Hey, I'd like to believe the author isn't stupid, but the whole chapter is filled with jibberish like that, and it doesn't have much to do with presenation style. The whole book is just like that. It's worthless.
I realize every time I pick up this book, I'm about to waste my time, but I hope I haven't wasted your time with this review.
This book is presented as a textbook and some people may have a problem with this approach. The fact is most of the people studying User Interface are PhDs and they need to sell these things to their students so they can continue making their bar tab in the faculty lounge.
`Designing the User Interface' covers as much human-computer interaction as you could hope to fit in a textbook. You may be left wondering why anyone would bother writing a book about the same subject again. It's already covered. Unfortunately, most of the textbook will be too `academic' for our purposes. If you want to know about computer science, psychology, information science, business systems, education technology, communications arts, media studies, technical writing, research agendas, you'll find it. But just flip to the obvious throw-in Chapter 16, titled: hypermedia and the worldwide web on page 551. That's what I did. In fact, the other obvious throw-in titled `Afterward' has some great sections such as `Ten Plagues of the Information Age' and `Between Hope and Fear.' Shneiderman waxes philosophical here on the big picture of human-computer interaction. He covers subjects such as universal access, fear of technology, professional responsibilities, alienation, unemployment and displacement.
My personal viewpoint is that text is much a part of user interface as graphics and navigation. Unclear text makes it just as hard for a user to interpret a site as mauve navigation buttons on a brown background. So why do User Interface experts present sentences such as:
"In the last 40 years, the cathode ray tube (CRT), often called the visual display unit (VDU) or tube (VDT), has emerged as an alternate medium for presenting text, but researchers have only begun the long process of optimization (Cakir et al., 1980; Grandjean and Vigliani, 1982; Heines, 1984; Helander, 1987; Hansen and Haas, 1988; Oborne and Holton, 1988, Creed and Newstead, 1988, Horton, 1990) to meet user needs." (Page 412)?
Yikers! That's hard to read. Where's the usability in that sentence?
Schneiderman takes an obvious academic approach to Chapter 16. He starts off with the history of the web going back to the 1940s. Don't ask. Then we learn what hypertext is. I think we know where this is going. There is, however, a great photo of Sophia Loren wearing a bathing suit circa. 1955.
He analyzes task-oriented and metaphor-oriented design. This is a good thing because we seem hooked on metaphors without looking at tasks. Perhaps tasks are obvious to us. Maybe task-oriented design means usability But then you have to bring in intuitive response and that opens a whole can of worms.
The pages between 575 and 579 cover general design themes such as clustering, sequencing, navigation and usability testing. They're probably the five most important pages in the book.
Another good section of the book is chapter four. It covers user acceptance testing and offers a great sample assessment survey on page 136. I'd be very interested in running this survey on some of our sites as a test.

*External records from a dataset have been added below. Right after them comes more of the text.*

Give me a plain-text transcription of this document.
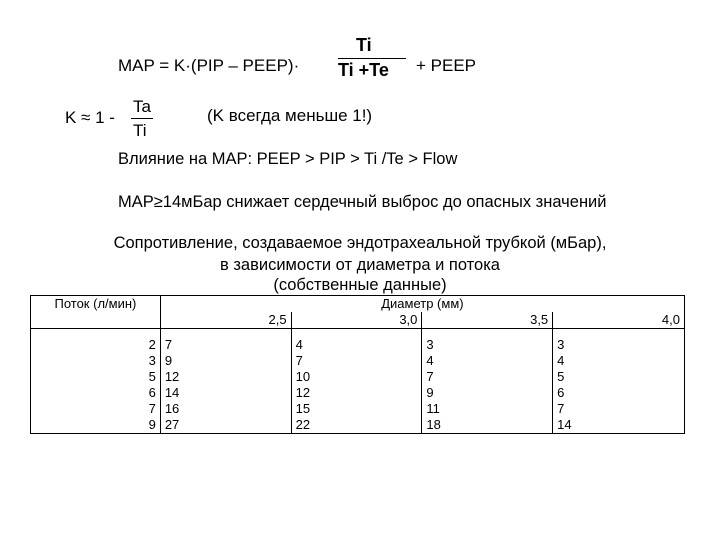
MAP = K·(PIP – PEEP)·
Ti
Ti +Te + PEEP
K ≈ 1 -
Ta
Ti
(K всегда меньше 1!)
Влияние на MAP: PEEP > PIP > Ti /Te > Flow
MAP≥14мБар снижает сердечный выброс до опасных значений
Сопротивление, создаваемое эндотрахеальной трубкой (мБар),
в зависимости от диаметра и потока
(собственные данные)
Поток (л/мин)	Диаметр (мм)			
	2,5	3,0	3,5	4,0

2	7	4	3	3
3	9	7	4	4
5	12	10	7	5
6	14	12	9	6
7	16	15	11	7
9	27	22	18	14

I don't want to say the rest of the book isn't valuable to us - it is. It just isn't necessary. Most of it deals in theories predating the web -- possibly predating the mouse.
Shneiderman offers a website companion to the book . It's jam packed with updates, study guides and errata such as: "Page 486, first line Gertude should be Gertrude." At least he's trying to practice what he preaches. But how can I fault a man who's Honorary Doctorate of Science comes from my alma Mata?